Architecture of the Playlist example application

The Playlist example application is a Java web application that manages a music library.

The Playlist application is a web application written in Java that can be deployed to a Java EE web container. Playlist uses a Model View Controller (MVC) design. The application model is handled by data-access objects to manage the Cassandra table data. The application view consists of JSP files that display the data. The application controller is made up of Java servlets to manage the requests from the view and the data returned from the model.



In the Playlist example, the single-node Cassandra database and the application are on the same host, which is not a typical production scenario. The design of the application allows you to easily add more nodes to the Cassandra cluster and separate the application server from the database node with minimal code changes.

Playlist components 

The Playlist example application is made up of several separate components that encapsulate the functionality of an online music service:

  • The song database: a collection of digital music files organized by artist, track name, and genre
  • User registration: creates users of the music service
  • User playlists: collections of music files created by users
  • Application statistics: overall data about the service

The data model 

The Playlist application's database tables differ significantly from the tables you typically find in a relational database application. In a typical relational database, the tables are designed based on the relations between the entities represented by each table. Creating the tables and relations to avoid duplication of data between tables is called data normalization. After the data has been completely normalized, relational database administrators and application developers write queries to retrieve the data, often using joins to find the related data in multiple tables.

Cassandra databases are designed around the type of queries used in the application. Cassandra's strength is its ability to support very fast reads and writes with large sets of data spread across many nodes in a cluster. For this reason, the database tables are denormalized: the data is broken out into different tables, and column data is often duplicated across many tables. This may seem strange to developers used to relational database applications, but it allows for much greater performance, particularly as the amount of data grows larger and nodes in the database cluster increase.

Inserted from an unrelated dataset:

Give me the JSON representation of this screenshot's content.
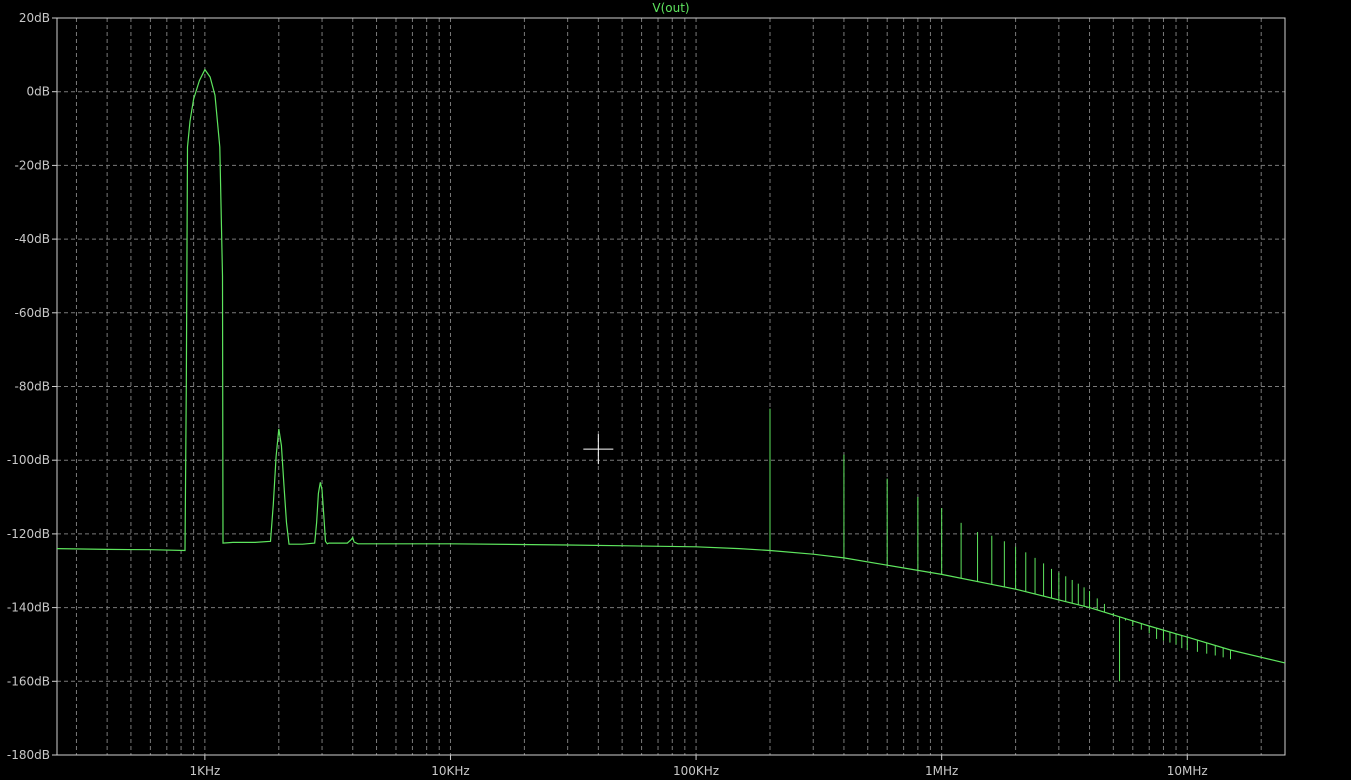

The Playlist example application uses separate tables for users, tracks organized by track name, tracks organized by artist, tracks organized by genre, artists, and playlists.

For more information on modeling data using Cassandra, see The CQL data modeling documentation.

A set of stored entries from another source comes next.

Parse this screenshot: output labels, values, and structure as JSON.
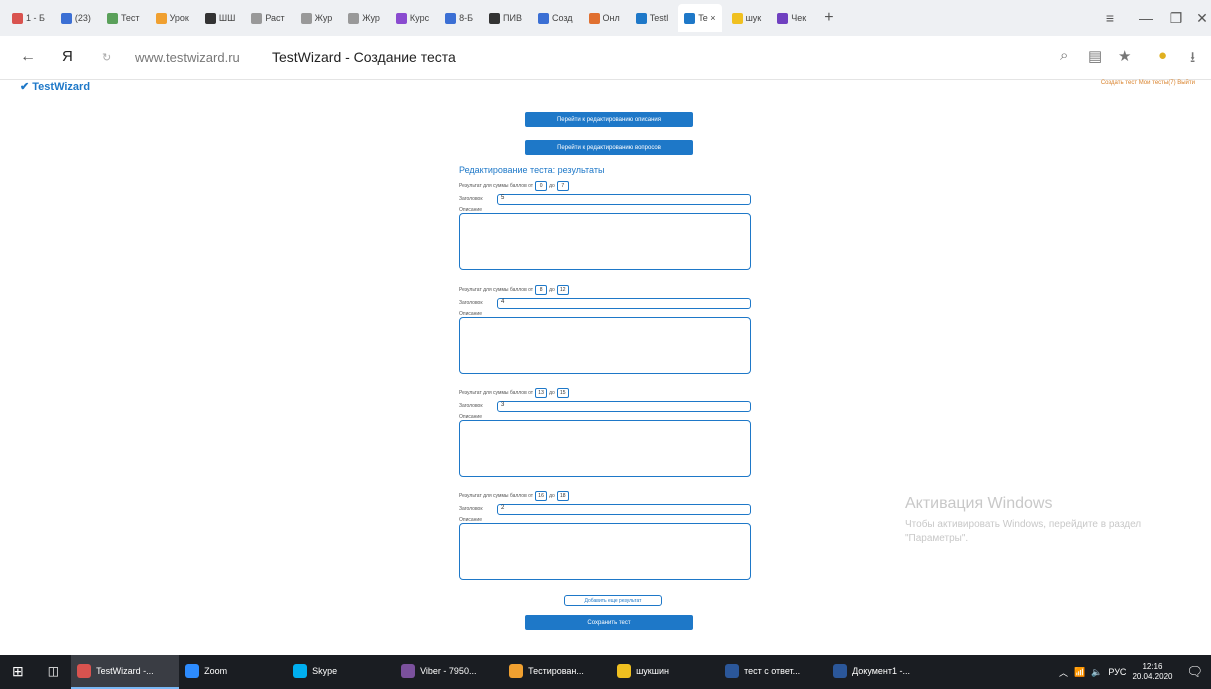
{
  "browser": {
    "tabs": [
      {
        "label": "1 - Б",
        "color": "#d9534f"
      },
      {
        "label": "(23)",
        "color": "#3b6fd4"
      },
      {
        "label": "Тест",
        "color": "#5aa05a"
      },
      {
        "label": "Урок",
        "color": "#f0a030"
      },
      {
        "label": "ШШ",
        "color": "#333"
      },
      {
        "label": "Раст",
        "color": "#999"
      },
      {
        "label": "Жур",
        "color": "#999"
      },
      {
        "label": "Жур",
        "color": "#999"
      },
      {
        "label": "Курс",
        "color": "#8a4bd0"
      },
      {
        "label": "8-Б",
        "color": "#3b6fd4"
      },
      {
        "label": "ПИВ",
        "color": "#333"
      },
      {
        "label": "Созд",
        "color": "#3b6fd4"
      },
      {
        "label": "Онл",
        "color": "#e07030"
      },
      {
        "label": "Testl",
        "color": "#1e78c8"
      },
      {
        "label": "Te ×",
        "color": "#1e78c8",
        "active": true
      },
      {
        "label": "шук",
        "color": "#f0c020"
      },
      {
        "label": "Чек",
        "color": "#7040c0"
      }
    ],
    "url": "www.testwizard.ru",
    "page_title": "TestWizard - Создание теста"
  },
  "site": {
    "logo": "✔ TestWizard",
    "top_links": "Создать тест   Мои тесты(7)   Выйти",
    "btn_edit_desc": "Перейти к редактированию описания",
    "btn_edit_questions": "Перейти к редактированию вопросов",
    "heading": "Редактирование теста: результаты",
    "range_prefix": "Результат для суммы баллов от",
    "range_to": "до",
    "header_label": "Заголовок",
    "desc_label": "Описание",
    "results": [
      {
        "from": "0",
        "to": "7",
        "header": "5"
      },
      {
        "from": "8",
        "to": "12",
        "header": "4"
      },
      {
        "from": "13",
        "to": "15",
        "header": "3"
      },
      {
        "from": "16",
        "to": "18",
        "header": "2"
      }
    ],
    "add_result": "Добавить еще результат",
    "save": "Сохранить тест"
  },
  "watermark": {
    "title": "Активация Windows",
    "text": "Чтобы активировать Windows, перейдите в раздел \"Параметры\"."
  },
  "taskbar": {
    "items": [
      {
        "label": "TestWizard -...",
        "color": "#d9534f",
        "active": true
      },
      {
        "label": "Zoom",
        "color": "#2d8cff"
      },
      {
        "label": "Skype",
        "color": "#00aff0"
      },
      {
        "label": "Viber - 7950...",
        "color": "#7b519d"
      },
      {
        "label": "Тестирован...",
        "color": "#f0a030"
      },
      {
        "label": "шукшин",
        "color": "#f0c020"
      },
      {
        "label": "тест с ответ...",
        "color": "#2b579a"
      },
      {
        "label": "Документ1 -...",
        "color": "#2b579a"
      }
    ],
    "lang": "РУС",
    "time": "12:16",
    "date": "20.04.2020"
  }
}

The steps of this tutorial 

Each step in this tutorial represents a runnable version of the Playlist application, and is a branch of the Git project. Each successive step enhances the application. All the application code is updated for you at each successive step so you can concentrate on the changes in the queries and underlying Cassandra schema used in that step. All the application code changes, however, are explained as part of each step, and you can compare the changes between branches to see exactly what is different in the code.

In step 1, you will run a skeleton version of the application that simply connects to a Cassandra node in the configured cluster and displays information about the environment in which the node is running. In step 2, you will create the keyspace and tables used by the Playlist application, load the music catalog data to those tables, and enable the ability to browse through the music catalog in the web application.

In step 3, you will add the ability to mark a music track as a "hot track", using CQL to set an expiration time for a change in the data.

You will add the ability for individual users to log in and create customized playlists from the music catalog in step 4. In step 5 you will add a table to collect statistics from the Playlist web application.

Finally, in step 6 you will optimize how Playlist returns query data to improve performance.